AF: So, does it change depending on when and where you are showing it? Do you change the selection of pictures depending on the project you are participating to? Or is there a final and official version, a selection of pictures you are sticking to?
TE: I do believe that context is very important. Generally, what I try to do is to use one picture rather than creating a series. I think that when you are putting images in a series it confuses the issue and the emphasis goes beyond the single image. If I have a show, I prefer to put in one image only. For instance, when I showed Overlords in Venice, there was a very particular image that I used which I thought somehow worked very well. The Venice Biennale is a very funny place because you have all this very contemporary work in this very traditional setting. It’s strange – there is a sort of competition going, because Venice is gorgeous and a lot of contemporary art isn’t necessarily as aesthetically minded as the art of the past. I wanted to try to bridge this gap, something that could work well in Venice. And so I selected the image based on that.
EA: Did you chose a different picture for the Basel exhibition?
TE: Yes, that was a slightly different image.
EA: Finally, I want to talk more about the difference between the initial intention that you had for Overlords and the final result. Could you to tell us more about the process that led you from the original idea to the final work?
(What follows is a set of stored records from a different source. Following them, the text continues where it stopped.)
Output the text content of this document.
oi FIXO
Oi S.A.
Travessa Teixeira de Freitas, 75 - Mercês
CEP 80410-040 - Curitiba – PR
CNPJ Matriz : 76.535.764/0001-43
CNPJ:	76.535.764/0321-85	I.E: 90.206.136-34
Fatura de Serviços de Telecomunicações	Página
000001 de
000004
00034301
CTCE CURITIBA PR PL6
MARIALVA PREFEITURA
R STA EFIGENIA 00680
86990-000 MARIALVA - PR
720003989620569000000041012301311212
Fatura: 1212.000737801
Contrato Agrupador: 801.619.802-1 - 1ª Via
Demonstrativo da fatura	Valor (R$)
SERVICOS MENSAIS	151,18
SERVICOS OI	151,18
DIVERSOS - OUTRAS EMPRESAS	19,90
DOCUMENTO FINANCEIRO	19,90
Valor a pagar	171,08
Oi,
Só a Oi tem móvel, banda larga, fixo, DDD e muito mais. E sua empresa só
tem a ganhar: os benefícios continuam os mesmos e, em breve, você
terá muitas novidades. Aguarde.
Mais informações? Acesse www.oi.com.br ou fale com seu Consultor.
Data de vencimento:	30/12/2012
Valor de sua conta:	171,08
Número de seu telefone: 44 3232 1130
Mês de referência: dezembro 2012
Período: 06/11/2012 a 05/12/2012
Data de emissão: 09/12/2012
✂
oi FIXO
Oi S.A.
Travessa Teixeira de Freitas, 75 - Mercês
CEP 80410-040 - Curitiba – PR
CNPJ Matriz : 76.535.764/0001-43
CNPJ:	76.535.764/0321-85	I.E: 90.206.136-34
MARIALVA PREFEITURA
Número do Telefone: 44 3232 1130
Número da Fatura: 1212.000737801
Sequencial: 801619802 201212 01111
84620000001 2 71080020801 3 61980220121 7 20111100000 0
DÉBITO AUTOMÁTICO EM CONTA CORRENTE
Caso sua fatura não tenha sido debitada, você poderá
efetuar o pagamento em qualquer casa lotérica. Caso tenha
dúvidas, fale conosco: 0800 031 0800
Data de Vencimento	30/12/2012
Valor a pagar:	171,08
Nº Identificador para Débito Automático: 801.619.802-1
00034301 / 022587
TE: I had a big studio in Hackney (London) where I filmed part of Archive Fever. But the rent was going through the roof. I began to realize that I was paying huge overheads in order to make work. Around 2008 is when I began to seriously think about changing my practice. But of course it was a natural progression as I was already looking at how our lives were dictated by film, television, mobile phones and computers. That’s when I started to develop the photographic work I am currently doing and I also started to do much more performance that also revolves around the same issues. But that small alteration changed everything about how I work, where I work and even in terms of archiving my art. I mean how many artists do we all know who have stacks and stacks of paintings that probably end up unsold? I’ve been to car-boots sales and it’s always a depressing thing, especially if it’s an unknown artist who has died. A lot of times their work is just sold for a pound or less, and then whatever isn’t sold goes to the rubbish bin. It’s so sad because you know that this person spent his or her whole life building up this work. In a sense, it’s much easier to archive something that is digital. I do have an archive which consists of stacks and stacks of discs. And I’ve archived all the photos I’ve taken, and not just the best ones, I keep them all. Of course the problem is that technology changes. Right now, laptops don’t have a disc reader anymore. So I’m going to have to think of changing all of this to store onto another format.